The obtaining and circulation of the material was entirely unsolicited. The employee is no longer working for Adam Smith International and has apologised to the organisation for his actions.

‘Adam Smith International is conducting a full, rigorous investigation into this matter. We will take swift and firm action against anyone found responsible for inappropriate or unethical behaviour. We are fully co-operating with DFID and providing whatever help we can.’

ASI will also be questioned by the International Development Select Committee after the firm drafted gushing tributes about its work which were sent to MPs investigating ‘poverty barons’ – but passed off the letters as independent submissions from foreign politicians and officials.

Internal emails leaked by a whistleblower showed that a senior director had given detailed instructions to staff on how to avoid the submissions looking ‘suspicious’, including pointing out it would not be plausible to pretend to be an ‘illiterate farmer’ sending a statement in ‘perfect written English’.

The committee met last week and agreed to investigate the issues, writing to ASI and DFID to demand explanations by early next month.

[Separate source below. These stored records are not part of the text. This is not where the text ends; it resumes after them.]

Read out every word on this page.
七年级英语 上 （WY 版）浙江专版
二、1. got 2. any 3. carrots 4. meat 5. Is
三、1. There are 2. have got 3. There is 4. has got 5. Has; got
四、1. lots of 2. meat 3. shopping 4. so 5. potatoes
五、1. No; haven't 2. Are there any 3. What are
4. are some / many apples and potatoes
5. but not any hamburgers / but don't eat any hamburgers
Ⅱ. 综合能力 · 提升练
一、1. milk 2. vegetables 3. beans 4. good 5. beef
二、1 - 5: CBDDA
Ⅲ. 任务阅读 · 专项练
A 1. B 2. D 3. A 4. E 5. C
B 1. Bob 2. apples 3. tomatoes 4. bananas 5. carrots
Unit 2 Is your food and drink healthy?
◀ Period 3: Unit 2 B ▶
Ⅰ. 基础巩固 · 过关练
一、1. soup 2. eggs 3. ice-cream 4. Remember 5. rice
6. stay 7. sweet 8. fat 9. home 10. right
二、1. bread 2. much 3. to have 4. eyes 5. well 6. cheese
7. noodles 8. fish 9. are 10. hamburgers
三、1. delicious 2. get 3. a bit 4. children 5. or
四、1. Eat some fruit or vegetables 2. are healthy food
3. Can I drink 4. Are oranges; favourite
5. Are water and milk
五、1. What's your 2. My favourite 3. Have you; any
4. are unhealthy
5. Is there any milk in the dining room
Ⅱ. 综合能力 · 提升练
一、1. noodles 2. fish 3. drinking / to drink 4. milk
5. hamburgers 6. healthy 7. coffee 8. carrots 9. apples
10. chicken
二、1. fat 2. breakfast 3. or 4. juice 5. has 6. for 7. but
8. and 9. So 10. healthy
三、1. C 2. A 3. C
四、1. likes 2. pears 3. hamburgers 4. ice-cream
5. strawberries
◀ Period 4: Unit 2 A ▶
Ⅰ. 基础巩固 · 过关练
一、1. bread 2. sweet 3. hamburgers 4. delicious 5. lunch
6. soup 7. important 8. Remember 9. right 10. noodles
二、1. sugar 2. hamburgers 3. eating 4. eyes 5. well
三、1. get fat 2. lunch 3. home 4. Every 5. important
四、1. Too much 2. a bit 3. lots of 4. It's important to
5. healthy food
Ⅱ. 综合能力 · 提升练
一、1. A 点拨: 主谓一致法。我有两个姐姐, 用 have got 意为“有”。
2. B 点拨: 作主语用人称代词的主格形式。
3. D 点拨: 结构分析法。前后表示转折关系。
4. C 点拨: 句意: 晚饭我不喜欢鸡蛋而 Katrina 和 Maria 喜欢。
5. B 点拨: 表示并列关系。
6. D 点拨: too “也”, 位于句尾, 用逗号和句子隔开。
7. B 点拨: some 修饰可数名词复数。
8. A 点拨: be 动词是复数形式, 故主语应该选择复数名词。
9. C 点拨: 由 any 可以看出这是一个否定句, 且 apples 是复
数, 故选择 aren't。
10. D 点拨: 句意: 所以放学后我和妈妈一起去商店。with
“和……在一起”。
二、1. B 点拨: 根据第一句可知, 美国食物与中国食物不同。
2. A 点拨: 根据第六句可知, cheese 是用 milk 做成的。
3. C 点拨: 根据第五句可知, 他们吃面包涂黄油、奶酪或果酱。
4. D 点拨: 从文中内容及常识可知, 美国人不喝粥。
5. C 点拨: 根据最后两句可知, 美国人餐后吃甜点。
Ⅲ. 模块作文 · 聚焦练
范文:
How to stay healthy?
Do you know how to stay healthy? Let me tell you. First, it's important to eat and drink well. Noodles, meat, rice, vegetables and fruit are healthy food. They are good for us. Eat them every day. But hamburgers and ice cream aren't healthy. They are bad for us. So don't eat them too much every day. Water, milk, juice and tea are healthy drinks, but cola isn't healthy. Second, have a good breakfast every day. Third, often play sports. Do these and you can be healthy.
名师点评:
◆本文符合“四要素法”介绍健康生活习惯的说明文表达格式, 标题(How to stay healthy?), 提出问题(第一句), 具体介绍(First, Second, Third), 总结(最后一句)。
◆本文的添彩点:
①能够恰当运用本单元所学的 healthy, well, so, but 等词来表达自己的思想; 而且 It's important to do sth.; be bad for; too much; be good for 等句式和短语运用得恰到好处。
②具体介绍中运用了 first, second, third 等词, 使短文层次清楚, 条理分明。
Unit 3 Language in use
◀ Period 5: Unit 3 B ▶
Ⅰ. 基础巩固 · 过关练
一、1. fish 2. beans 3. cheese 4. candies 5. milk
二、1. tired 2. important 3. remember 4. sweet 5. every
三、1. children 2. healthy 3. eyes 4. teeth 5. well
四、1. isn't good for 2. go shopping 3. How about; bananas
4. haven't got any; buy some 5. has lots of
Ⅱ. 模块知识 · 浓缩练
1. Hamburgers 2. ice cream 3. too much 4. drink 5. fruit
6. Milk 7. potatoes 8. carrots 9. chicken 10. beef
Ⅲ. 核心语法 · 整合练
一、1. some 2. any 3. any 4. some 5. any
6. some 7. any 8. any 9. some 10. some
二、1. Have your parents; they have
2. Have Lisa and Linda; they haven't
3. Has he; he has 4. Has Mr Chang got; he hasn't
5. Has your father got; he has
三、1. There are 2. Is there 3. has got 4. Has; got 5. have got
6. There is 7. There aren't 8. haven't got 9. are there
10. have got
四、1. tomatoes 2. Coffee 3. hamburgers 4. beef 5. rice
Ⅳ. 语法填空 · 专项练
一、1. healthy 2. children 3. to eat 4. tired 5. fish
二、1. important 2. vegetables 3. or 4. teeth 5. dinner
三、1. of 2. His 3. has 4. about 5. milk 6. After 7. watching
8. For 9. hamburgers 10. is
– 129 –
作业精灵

‘Given the seriousness of the allegations raised by recent media coverage, I will be proposing that we reopen our call for evidence,’ said chairman Stephen Twigg.

ASI insisted: ‘We wholly deny that we falsified evidence. This is false and highly defamatory. The submissions were either written entirely by the individuals involved, or in some cases Adam Smith International staff helped produce initial drafts at the request of beneficiaries after they had articulated their views. All submissions were signed off by each beneficiary.’